The Teaching Order on Kintucky, that was a good idea; she would be seeing that it spread far and had its branches in every Kingdom that would accept it. Missions of mercy were going to be needed, Magicians and Magicians of Rank, even the Grannys, flying in to feed the hungry and heal the sick and see what must be done to repair the devastation. Other missions, less open, their members very carefully chosen, must go to the Gentles, and to the Skerrys, and to the Mules; debts were owed, and they must be paid. The weather must be brought back under control, and the Magicians sent to hasten the process of regrowth over the wastelands that had been Arkansaw and Mizzurah ... and if it were true, what she had been told, that the Masters of Castles Lewis and Motley were held hostage at Castle Farson, she would take pleasure in settling
that
score personally. Steps must be taken to work against the prejudice still smothering the Purdys, that the long feuds had only made deeper and more irrational.
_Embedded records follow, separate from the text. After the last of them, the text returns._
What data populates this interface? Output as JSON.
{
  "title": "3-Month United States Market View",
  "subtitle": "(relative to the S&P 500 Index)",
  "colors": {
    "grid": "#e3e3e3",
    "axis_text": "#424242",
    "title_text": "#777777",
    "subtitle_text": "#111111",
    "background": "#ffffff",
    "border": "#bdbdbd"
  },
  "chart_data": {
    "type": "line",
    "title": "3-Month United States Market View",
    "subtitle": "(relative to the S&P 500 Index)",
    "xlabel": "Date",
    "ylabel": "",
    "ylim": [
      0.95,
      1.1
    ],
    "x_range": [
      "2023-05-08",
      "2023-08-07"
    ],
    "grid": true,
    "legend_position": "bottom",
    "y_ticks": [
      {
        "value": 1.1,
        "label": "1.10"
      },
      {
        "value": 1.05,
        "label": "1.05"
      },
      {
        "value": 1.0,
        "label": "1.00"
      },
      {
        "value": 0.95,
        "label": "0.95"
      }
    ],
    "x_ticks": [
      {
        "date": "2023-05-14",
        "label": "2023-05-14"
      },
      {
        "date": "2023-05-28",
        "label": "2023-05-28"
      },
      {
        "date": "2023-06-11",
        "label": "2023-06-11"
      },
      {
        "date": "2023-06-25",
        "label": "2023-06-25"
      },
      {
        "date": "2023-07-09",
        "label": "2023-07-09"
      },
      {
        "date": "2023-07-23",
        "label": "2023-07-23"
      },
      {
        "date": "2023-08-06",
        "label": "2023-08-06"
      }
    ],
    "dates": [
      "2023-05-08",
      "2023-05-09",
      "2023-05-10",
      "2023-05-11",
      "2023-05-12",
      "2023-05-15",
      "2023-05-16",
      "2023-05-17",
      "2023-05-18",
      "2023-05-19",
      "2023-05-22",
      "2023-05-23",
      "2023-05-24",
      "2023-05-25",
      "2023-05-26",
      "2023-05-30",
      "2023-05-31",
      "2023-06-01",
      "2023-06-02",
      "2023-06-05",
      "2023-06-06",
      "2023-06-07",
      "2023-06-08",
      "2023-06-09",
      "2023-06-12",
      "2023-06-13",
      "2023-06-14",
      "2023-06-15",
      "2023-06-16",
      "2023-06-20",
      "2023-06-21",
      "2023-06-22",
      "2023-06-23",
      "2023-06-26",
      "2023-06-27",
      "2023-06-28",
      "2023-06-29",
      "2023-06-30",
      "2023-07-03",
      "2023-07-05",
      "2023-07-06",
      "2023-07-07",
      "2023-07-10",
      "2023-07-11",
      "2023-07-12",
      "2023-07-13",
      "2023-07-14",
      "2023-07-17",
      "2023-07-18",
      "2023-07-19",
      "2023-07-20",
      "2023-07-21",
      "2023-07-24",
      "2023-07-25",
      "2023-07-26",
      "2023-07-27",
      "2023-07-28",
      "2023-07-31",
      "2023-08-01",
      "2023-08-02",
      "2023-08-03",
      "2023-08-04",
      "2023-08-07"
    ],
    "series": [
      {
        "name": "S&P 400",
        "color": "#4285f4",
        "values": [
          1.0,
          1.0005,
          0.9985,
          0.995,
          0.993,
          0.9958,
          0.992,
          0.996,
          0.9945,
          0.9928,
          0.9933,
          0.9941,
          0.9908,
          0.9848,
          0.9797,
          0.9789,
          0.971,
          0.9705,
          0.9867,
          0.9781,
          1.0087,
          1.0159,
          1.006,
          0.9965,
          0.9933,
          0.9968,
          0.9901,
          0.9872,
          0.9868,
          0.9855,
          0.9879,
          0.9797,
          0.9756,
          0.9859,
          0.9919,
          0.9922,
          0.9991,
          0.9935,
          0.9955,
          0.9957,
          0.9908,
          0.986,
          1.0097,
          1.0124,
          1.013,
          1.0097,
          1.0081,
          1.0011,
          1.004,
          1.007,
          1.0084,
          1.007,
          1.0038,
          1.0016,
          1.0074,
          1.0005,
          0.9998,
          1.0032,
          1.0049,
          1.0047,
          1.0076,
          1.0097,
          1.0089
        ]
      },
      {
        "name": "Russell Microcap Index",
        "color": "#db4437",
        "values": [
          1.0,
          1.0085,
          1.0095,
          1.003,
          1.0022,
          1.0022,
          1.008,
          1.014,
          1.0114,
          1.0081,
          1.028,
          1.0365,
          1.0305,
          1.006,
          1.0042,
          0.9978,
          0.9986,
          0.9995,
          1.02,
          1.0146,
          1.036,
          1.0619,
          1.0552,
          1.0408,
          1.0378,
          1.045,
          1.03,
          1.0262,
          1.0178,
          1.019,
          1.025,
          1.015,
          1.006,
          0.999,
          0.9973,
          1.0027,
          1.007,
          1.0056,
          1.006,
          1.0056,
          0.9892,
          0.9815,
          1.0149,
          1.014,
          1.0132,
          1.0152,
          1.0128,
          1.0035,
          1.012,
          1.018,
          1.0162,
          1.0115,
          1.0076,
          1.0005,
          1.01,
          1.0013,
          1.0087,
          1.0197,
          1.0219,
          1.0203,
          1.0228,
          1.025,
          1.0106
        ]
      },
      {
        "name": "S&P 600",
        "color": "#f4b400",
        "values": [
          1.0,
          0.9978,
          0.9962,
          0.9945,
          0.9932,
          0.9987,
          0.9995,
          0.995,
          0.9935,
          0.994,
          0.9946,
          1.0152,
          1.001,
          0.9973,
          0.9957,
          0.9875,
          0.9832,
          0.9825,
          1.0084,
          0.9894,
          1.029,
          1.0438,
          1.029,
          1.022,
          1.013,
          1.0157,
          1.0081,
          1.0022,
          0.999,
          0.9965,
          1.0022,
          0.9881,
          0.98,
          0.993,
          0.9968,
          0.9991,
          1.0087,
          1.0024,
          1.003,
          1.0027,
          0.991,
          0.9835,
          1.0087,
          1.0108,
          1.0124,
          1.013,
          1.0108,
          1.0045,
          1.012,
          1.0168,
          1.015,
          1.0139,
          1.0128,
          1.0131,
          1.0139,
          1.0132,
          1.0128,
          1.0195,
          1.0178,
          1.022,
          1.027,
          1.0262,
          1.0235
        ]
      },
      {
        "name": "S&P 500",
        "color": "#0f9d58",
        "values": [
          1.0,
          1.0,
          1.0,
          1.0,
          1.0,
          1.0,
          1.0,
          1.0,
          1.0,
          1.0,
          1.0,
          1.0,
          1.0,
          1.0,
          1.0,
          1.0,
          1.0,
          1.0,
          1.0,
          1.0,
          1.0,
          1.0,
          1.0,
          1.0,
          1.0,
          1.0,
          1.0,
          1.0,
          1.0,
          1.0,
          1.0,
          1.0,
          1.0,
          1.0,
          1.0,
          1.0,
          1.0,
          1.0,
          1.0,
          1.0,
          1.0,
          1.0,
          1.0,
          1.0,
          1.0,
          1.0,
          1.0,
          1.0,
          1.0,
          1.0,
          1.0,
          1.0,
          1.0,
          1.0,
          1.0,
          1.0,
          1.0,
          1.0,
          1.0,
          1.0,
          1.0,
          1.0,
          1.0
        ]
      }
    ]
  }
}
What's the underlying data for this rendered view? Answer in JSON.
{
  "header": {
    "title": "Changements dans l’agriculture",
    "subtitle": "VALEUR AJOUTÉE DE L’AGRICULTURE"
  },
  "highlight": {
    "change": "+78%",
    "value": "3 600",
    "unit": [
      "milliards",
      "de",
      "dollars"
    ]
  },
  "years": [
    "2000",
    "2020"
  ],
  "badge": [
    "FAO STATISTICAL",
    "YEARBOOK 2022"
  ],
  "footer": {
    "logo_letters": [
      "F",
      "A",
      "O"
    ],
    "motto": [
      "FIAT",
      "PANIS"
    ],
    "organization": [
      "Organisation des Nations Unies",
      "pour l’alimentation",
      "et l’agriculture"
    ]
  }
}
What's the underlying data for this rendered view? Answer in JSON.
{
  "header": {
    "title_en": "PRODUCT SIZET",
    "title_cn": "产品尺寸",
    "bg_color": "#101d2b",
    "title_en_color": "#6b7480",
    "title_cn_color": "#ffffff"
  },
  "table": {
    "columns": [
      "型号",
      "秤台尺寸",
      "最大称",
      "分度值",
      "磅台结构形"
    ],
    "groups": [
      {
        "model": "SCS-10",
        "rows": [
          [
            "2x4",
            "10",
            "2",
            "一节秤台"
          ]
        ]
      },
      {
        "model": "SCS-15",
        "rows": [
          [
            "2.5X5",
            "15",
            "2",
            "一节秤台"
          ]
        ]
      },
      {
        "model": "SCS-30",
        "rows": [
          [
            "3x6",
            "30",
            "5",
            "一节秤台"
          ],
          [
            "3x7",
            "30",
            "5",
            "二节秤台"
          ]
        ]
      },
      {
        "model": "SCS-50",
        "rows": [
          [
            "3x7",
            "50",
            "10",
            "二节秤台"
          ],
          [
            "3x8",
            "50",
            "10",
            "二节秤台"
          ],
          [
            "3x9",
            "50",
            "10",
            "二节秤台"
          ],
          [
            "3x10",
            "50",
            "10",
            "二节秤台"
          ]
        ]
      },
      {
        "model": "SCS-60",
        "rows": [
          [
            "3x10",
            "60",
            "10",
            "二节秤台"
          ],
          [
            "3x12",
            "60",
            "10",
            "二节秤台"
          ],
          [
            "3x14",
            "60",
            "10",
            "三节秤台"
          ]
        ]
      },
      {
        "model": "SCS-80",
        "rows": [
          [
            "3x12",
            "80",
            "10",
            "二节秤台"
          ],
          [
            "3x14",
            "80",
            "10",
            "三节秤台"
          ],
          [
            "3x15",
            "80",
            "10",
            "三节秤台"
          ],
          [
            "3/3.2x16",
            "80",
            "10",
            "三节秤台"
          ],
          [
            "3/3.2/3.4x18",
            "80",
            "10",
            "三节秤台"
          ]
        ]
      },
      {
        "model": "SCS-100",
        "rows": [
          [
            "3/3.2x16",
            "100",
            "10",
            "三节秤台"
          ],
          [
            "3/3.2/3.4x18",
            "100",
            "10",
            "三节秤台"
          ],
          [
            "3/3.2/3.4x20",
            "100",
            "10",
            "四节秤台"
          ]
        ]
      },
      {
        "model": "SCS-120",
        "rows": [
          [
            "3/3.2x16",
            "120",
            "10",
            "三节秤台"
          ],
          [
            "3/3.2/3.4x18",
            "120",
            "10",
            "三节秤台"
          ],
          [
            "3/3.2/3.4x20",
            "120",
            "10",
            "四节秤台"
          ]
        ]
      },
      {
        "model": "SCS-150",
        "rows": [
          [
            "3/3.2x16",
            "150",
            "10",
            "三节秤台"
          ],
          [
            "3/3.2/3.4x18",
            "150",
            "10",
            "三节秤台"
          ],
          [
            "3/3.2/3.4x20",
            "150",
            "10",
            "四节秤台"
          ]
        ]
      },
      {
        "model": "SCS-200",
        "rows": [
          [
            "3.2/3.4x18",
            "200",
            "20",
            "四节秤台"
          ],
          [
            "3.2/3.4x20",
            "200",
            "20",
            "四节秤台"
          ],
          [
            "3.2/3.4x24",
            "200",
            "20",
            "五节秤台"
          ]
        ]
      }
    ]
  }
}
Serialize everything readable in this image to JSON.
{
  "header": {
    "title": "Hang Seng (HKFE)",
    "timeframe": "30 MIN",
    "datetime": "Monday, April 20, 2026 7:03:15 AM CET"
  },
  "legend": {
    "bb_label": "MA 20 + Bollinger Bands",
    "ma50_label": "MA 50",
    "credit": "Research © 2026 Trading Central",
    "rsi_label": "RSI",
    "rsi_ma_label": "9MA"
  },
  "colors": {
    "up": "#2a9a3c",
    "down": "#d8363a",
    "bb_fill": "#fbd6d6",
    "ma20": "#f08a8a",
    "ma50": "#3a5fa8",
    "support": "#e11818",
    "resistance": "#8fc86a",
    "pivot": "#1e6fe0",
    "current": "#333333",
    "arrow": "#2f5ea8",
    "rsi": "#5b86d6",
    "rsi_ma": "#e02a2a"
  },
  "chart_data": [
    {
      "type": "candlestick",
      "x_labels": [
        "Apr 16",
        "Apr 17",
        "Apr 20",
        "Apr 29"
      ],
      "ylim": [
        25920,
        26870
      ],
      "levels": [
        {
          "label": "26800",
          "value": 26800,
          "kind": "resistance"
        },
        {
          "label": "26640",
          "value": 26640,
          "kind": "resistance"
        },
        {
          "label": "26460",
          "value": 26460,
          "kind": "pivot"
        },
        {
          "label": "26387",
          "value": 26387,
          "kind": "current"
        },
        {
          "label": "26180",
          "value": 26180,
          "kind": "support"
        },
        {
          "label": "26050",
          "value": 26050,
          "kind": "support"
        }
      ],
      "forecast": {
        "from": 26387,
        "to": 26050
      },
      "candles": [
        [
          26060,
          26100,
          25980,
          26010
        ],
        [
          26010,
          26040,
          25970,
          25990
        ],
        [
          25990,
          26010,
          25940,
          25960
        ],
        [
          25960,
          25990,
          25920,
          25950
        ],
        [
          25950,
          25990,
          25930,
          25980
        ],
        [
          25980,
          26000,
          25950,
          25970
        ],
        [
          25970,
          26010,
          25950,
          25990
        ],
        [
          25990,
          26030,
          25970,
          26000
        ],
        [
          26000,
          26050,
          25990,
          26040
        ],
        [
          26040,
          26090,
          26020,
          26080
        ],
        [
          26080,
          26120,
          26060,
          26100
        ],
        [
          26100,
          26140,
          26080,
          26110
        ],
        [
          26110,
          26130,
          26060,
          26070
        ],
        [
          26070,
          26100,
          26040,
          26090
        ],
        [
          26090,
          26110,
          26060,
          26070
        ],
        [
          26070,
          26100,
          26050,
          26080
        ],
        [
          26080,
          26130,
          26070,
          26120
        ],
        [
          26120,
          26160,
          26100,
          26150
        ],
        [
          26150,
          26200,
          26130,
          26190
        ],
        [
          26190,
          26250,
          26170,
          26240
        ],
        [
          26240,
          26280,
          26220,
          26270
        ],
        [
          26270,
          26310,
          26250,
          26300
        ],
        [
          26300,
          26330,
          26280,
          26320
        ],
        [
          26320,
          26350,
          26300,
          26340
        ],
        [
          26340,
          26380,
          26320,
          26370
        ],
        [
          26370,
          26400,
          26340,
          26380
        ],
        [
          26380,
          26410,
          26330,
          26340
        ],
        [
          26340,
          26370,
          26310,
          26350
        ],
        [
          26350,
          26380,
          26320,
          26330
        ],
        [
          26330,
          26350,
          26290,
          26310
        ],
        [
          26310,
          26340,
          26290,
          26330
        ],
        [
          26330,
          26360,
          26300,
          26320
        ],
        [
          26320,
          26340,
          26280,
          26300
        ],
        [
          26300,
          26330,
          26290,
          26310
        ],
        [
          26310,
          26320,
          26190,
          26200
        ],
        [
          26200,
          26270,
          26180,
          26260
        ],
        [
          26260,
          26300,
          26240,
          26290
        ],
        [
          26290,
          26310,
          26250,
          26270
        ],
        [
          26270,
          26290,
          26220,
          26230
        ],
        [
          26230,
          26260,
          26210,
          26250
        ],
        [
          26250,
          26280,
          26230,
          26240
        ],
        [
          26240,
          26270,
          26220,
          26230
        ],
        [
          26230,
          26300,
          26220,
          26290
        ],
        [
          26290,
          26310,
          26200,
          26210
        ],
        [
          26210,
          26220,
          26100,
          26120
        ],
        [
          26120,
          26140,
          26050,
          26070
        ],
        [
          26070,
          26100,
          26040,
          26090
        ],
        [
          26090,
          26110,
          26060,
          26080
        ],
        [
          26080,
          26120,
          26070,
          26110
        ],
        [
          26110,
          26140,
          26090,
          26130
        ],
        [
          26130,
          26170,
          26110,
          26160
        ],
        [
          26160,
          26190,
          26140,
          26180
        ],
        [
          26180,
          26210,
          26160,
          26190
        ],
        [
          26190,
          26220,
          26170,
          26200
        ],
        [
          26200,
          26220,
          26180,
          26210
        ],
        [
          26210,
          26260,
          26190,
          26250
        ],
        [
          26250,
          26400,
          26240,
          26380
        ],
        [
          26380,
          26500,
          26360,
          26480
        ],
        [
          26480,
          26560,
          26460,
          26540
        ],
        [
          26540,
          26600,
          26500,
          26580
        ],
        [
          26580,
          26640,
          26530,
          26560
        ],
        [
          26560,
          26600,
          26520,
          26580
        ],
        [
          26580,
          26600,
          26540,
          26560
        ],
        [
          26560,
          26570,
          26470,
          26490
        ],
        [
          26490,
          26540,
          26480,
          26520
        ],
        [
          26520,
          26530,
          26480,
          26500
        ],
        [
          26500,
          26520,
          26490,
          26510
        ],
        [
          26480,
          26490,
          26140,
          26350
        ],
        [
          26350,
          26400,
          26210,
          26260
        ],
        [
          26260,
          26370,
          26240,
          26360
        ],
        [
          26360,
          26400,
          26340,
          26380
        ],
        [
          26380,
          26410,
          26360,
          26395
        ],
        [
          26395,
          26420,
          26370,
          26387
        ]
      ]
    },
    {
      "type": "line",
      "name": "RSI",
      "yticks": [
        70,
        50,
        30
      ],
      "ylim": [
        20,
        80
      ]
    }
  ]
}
Something must be done to counter the mythology of the Wommack Curse, that had bloomed and fattened into a monstrous burden on the people that now put their faith in it ... and that task she might could trust, with a little discreet assistance, to the Teachers of Wommack.

The three monarchies could put away their raggedy trappings now, and if the King of Castle Smith was any example to judge by, they’d be welcoming the opportunity to do so. She would send ... yes, she would send Silverweb of McDaniels to supervise the long healing process on Tinaseeh, backed by the two Magicians of Rank that were Travellers by birth. High time the Farson brothers spread
their
talents around; with only eight Magicians of Rank left to serve the planet, they’d be needed. And high time Silverweb had something to do that would tie her to this earth a tad.